Different is the New Normal takes a closer look at Tourette Syndrome through the lens of Ariel Small, a teenage boy who grew up with Tourette’s. Small overcomes the difficulties of his condition and inspires others to do the same by raising awareness about Tourette Syndrome as a Youth Ambassador. Here, Ariel and his mother, Robin Small, discuss the film, the future, and embracing differences in order to succeed.
Different is the New Normal airs Tuesday, September 27 at 10:30 p.m. on WLIW21.
Robin, when did you first notice that something was different about Ariel?
Robin Small: Ariel’s Tourette’s started to show itself when he was six. His first symptoms were facial ticking, blinking, twitching, rolling his eyes and sticking out his tongue.
Are there resources that children with Tourette’s and their parents can turn to that you would recommend?
RS: I would recommend reaching out to every resource available… your local Tourette Syndrome Association chapter, support groups, internet, neurologist, tap into the school’s social worker. Educate yourself. Focus on an activity your child likes… sports, music, art. Focusing on something your child enjoys can release a lot of the built up frustration and tension and help with the ticking.
Ariel, Is there anything you’ve learned about yourself from your experience of growing up with Tourette Syndrome?
Ariel Small: I’ve learned that there really is no limit to what we are capable of. That is, we can use the obstacles we face as a way to strengthen our resolve to reach our true potential. My Tourettes has simply been a hurdle in my life, and I am sure there will be many more to come. I have to continue to jump over these hurdles time and again. I have also learned to have more empathy and insight into other people and what they might be struggling with or going through.
What inspired you to become a Youth Ambassador for Tourette’s?
AS: Middle school was a very rough period for me. I felt as if my disorder was very misunderstood by my teachers and classmates. I realized that the best thing I could do for myself was to be my own best advocate and educate others. Education is truly the answer to reducing or eliminating misconception and ignorance. By speaking to other schools I can help to reduce or eliminate ignorance at a young age and help raise awareness so that no one else will have to go through the same things that I did.
What was it like getting to interview James Durbin from American Idol for the documentary?

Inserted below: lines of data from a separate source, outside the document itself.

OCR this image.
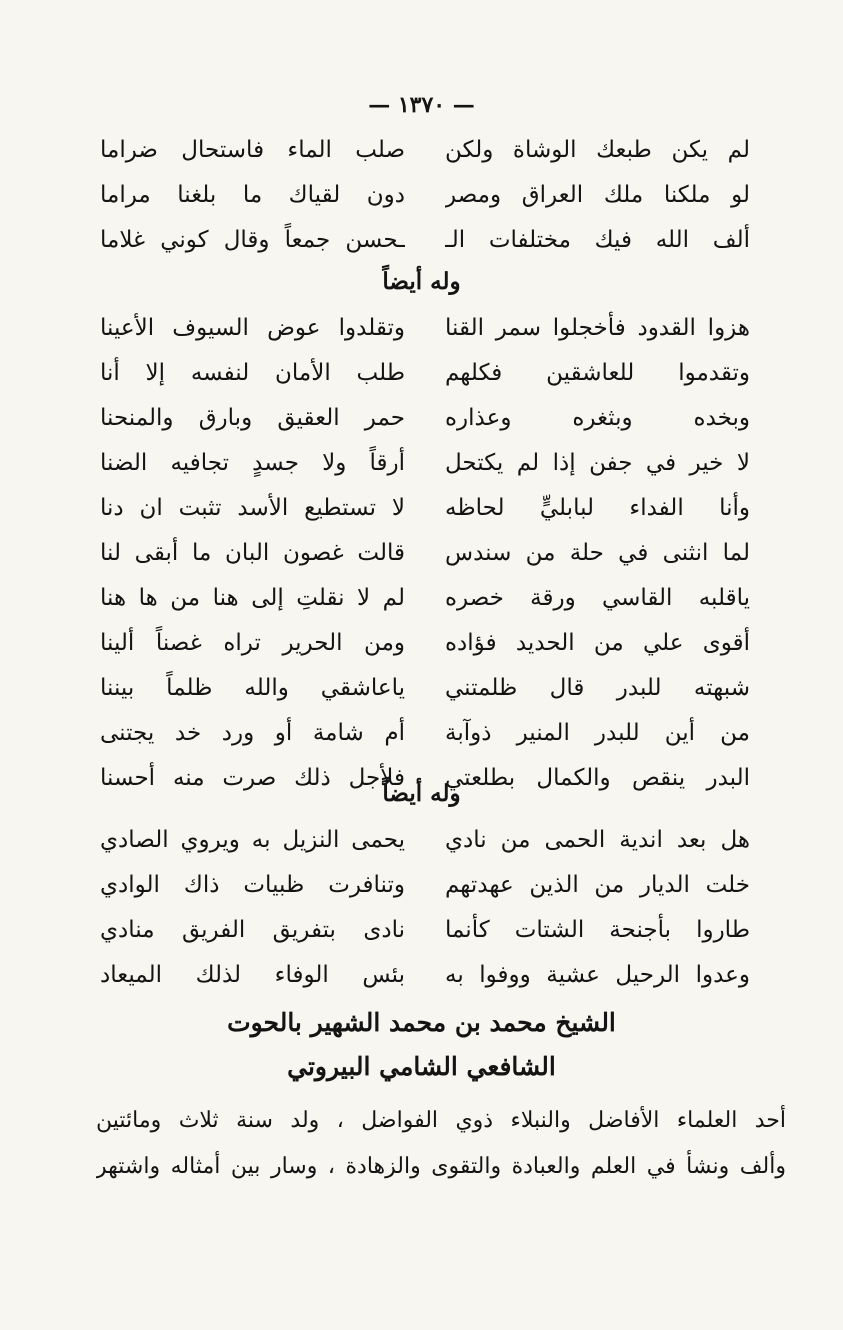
— ١٣٧٠ —
لم يكن طبعك الوشاة ولكن
صلب الماء فاستحال ضراما
لو ملكنا ملك العراق ومصر
دون لقياك ما بلغنا مراما
ألف الله فيك مختلفات الـ
ـحسن جمعاً وقال كوني غلاما
وله أيضاً
هزوا القدود فأخجلوا سمر القنا
وتقلدوا عوض السيوف الأعينا
وتقدموا للعاشقين فكلهم
طلب الأمان لنفسه إلا أنا
وبخده وبثغره وعذاره
حمر العقيق وبارق والمنحنا
لا خير في جفن إذا لم يكتحل
أرقاً ولا جسدٍ تجافيه الضنا
وأنا الفداء لبابليٍّ لحاظه
لا تستطيع الأسد تثبت ان دنا
لما انثنى في حلة من سندس
قالت غصون البان ما أبقى لنا
ياقلبه القاسي ورقة خصره
لم لا نقلتِ إلى هنا من ها هنا
أقوى علي من الحديد فؤاده
ومن الحرير تراه غصناً ألينا
شبهته للبدر قال ظلمتني
ياعاشقي والله ظلماً بيننا
من أين للبدر المنير ذوآبة
أم شامة أو ورد خد يجتنى
البدر ينقص والكمال بطلعتي
فلأجل ذلك صرت منه أحسنا
وله أيضاً
هل بعد اندية الحمى من نادي
يحمى النزيل به ويروي الصادي
خلت الديار من الذين عهدتهم
وتنافرت ظبيات ذاك الوادي
طاروا بأجنحة الشتات كأنما
نادى بتفريق الفريق منادي
وعدوا الرحيل عشية ووفوا به
بئس الوفاء لذلك الميعاد
الشيخ محمد بن محمد الشهير بالحوت
الشافعي الشامي البيروتي
أحد العلماء الأفاضل والنبلاء ذوي الفواضل ، ولد سنة ثلاث ومائتين
وألف ونشأ في العلم والعبادة والتقوى والزهادة ، وسار بين أمثاله واشتهر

AS: Interviewing James Durbin was a dream come true. I was literally star truck when I met him. He had such a presence and was so open, honest and genuine. I felt a connection and was extremely inspired by his courage and perseverance.

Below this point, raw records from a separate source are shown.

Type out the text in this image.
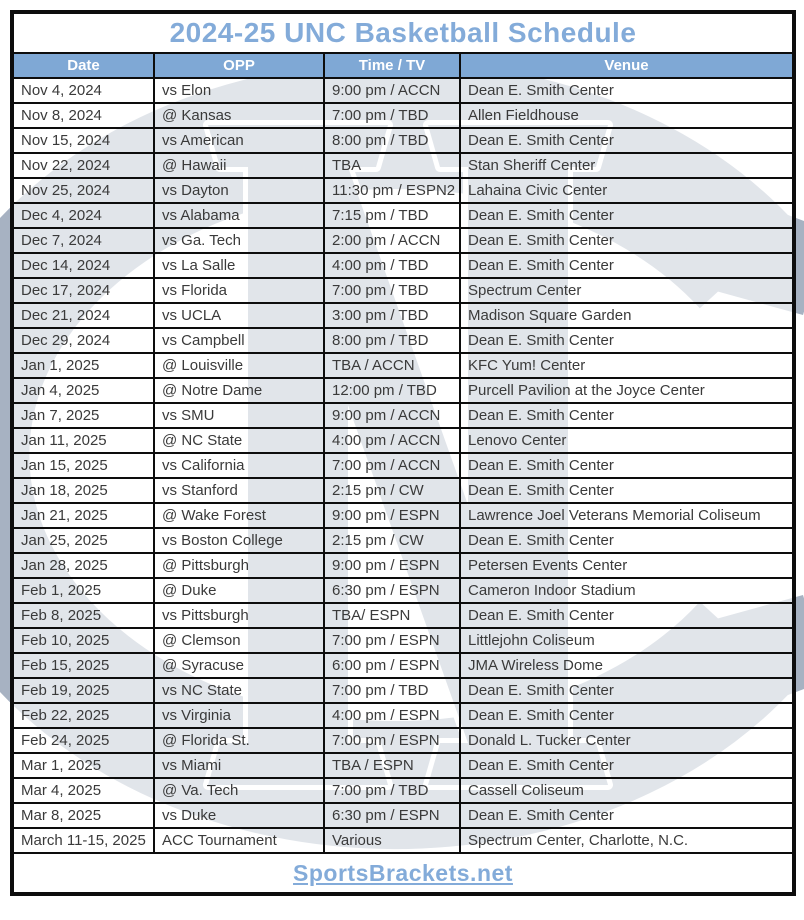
2024-25 UNC Basketball Schedule			
Date	OPP	Time / TV	Venue
Nov 4, 2024	vs Elon	9:00 pm / ACCN	Dean E. Smith Center
Nov 8, 2024	@ Kansas	7:00 pm / TBD	Allen Fieldhouse
Nov 15, 2024	vs American	8:00 pm / TBD	Dean E. Smith Center
Nov 22, 2024	@ Hawaii	TBA	Stan Sheriff Center
Nov 25, 2024	vs Dayton	11:30 pm / ESPN2	Lahaina Civic Center
Dec 4, 2024	vs Alabama	7:15 pm / TBD	Dean E. Smith Center
Dec 7, 2024	vs Ga. Tech	2:00 pm / ACCN	Dean E. Smith Center
Dec 14, 2024	vs La Salle	4:00 pm / TBD	Dean E. Smith Center
Dec 17, 2024	vs Florida	7:00 pm / TBD	Spectrum Center
Dec 21, 2024	vs UCLA	3:00 pm / TBD	Madison Square Garden
Dec 29, 2024	vs Campbell	8:00 pm / TBD	Dean E. Smith Center
Jan 1, 2025	@ Louisville	TBA / ACCN	KFC Yum! Center
Jan 4, 2025	@ Notre Dame	12:00 pm / TBD	Purcell Pavilion at the Joyce Center
Jan 7, 2025	vs SMU	9:00 pm / ACCN	Dean E. Smith Center
Jan 11, 2025	@ NC State	4:00 pm / ACCN	Lenovo Center
Jan 15, 2025	vs California	7:00 pm / ACCN	Dean E. Smith Center
Jan 18, 2025	vs Stanford	2:15 pm / CW	Dean E. Smith Center
Jan 21, 2025	@ Wake Forest	9:00 pm / ESPN	Lawrence Joel Veterans Memorial Coliseum
Jan 25, 2025	vs Boston College	2:15 pm / CW	Dean E. Smith Center
Jan 28, 2025	@ Pittsburgh	9:00 pm / ESPN	Petersen Events Center
Feb 1, 2025	@ Duke	6:30 pm / ESPN	Cameron Indoor Stadium
Feb 8, 2025	vs Pittsburgh	TBA/ ESPN	Dean E. Smith Center
Feb 10, 2025	@ Clemson	7:00 pm / ESPN	Littlejohn Coliseum
Feb 15, 2025	@ Syracuse	6:00 pm / ESPN	JMA Wireless Dome
Feb 19, 2025	vs NC State	7:00 pm / TBD	Dean E. Smith Center
Feb 22, 2025	vs Virginia	4:00 pm / ESPN	Dean E. Smith Center
Feb 24, 2025	@ Florida St.	7:00 pm / ESPN	Donald L. Tucker Center
Mar 1, 2025	vs Miami	TBA / ESPN	Dean E. Smith Center
Mar 4, 2025	@ Va. Tech	7:00 pm / TBD	Cassell Coliseum
Mar 8, 2025	vs Duke	6:30 pm / ESPN	Dean E. Smith Center
March 11-15, 2025	ACC Tournament	Various	Spectrum Center, Charlotte, N.C.
SportsBrackets.net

What are your plans for the future?
AS: As of right now, my goals are to win conference for football and go far in the playoffs. I hope to get into the college of my choice. I plan on majoring in Engineering and hope to join the U.S. Marine Corps to serve my country.
What message do you hope people will take from the film, and are there any misconceptions that you hope the film will clear up?
RS & AS: We hope that this documentary changes people’s perceptions of Tourette Syndrome and will inspire children who are struggling with it. It is extremely important to separate the person from the disorder. We are all different and it is these differences that make us unique. Understanding and empathy are qualities of a successful perspective that will help individuals succeed in life.